With the Hop rocket, you can A) Transfer from one keg to another and infuse the entire keg with hops. I've done this. You can B) Use it like a Randal and serve beer pushed through fresh hops, which give it a unique cold infusion of fresh hops. Finally you could, C) Dry hop the beer and STILL Randal it.
From what you've written, I get the impression you think the beer needs to sit on the hops for an extended period of time in order for the Rocket/Randall to work. It does not. The premise is that beer, under pressure, will grab lupins as it's pushed through the Rocket/Randal en route to your glass. The beer served will have a blast of hops even though they were not infused over time (days).
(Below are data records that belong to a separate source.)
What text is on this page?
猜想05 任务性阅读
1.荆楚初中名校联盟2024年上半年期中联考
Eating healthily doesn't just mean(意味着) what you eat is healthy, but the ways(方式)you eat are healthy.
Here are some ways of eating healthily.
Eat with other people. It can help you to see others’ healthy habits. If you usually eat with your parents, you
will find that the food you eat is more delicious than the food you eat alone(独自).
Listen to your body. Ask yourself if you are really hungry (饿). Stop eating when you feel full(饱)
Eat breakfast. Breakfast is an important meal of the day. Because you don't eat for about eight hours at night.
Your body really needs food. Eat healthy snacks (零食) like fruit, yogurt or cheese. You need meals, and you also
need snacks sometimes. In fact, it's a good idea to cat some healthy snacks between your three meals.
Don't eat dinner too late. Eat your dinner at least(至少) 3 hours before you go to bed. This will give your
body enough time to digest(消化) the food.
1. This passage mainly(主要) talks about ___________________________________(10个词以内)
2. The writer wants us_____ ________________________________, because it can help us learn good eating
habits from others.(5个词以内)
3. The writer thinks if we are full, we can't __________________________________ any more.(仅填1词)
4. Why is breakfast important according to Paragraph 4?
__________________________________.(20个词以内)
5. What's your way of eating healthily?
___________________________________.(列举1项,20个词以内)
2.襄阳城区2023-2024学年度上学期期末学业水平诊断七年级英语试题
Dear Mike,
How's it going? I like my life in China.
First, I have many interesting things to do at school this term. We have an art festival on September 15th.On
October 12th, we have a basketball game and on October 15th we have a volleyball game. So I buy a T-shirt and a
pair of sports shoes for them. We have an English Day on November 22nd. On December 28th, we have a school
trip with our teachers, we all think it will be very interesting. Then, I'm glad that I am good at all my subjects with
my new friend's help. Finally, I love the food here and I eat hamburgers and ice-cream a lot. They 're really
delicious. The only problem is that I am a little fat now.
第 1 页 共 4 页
Example. I put chili's and hops in my Rocket and served a normal IPA ran through my Rocket and what did it taste like? A big IPA on chili's. It didn't need days to take the spice and hops.
I only point it out because you seem to be giving up on Randall because (it seems) you don't think your going to get a blast of hops. You will. The beer will flow quickly, and all of that beer (through the Randall) will be hoppy. If you have the time, I encourage you to dry hop the beer AND use the Randall. This is the sort of beers that commercial brewers can't sell on any sort of macro level, so if you want to impress people the best way is to produce something they can't have anywhere else.
I've got a Baby Shower coming up and I've got a DIPA that I'm going to dry hop AND serve on tap via the Rocket. It's going to be a huge party and I'm confident my DIPA on a Randall/Rocket will something that the average craft drinker has never tried before.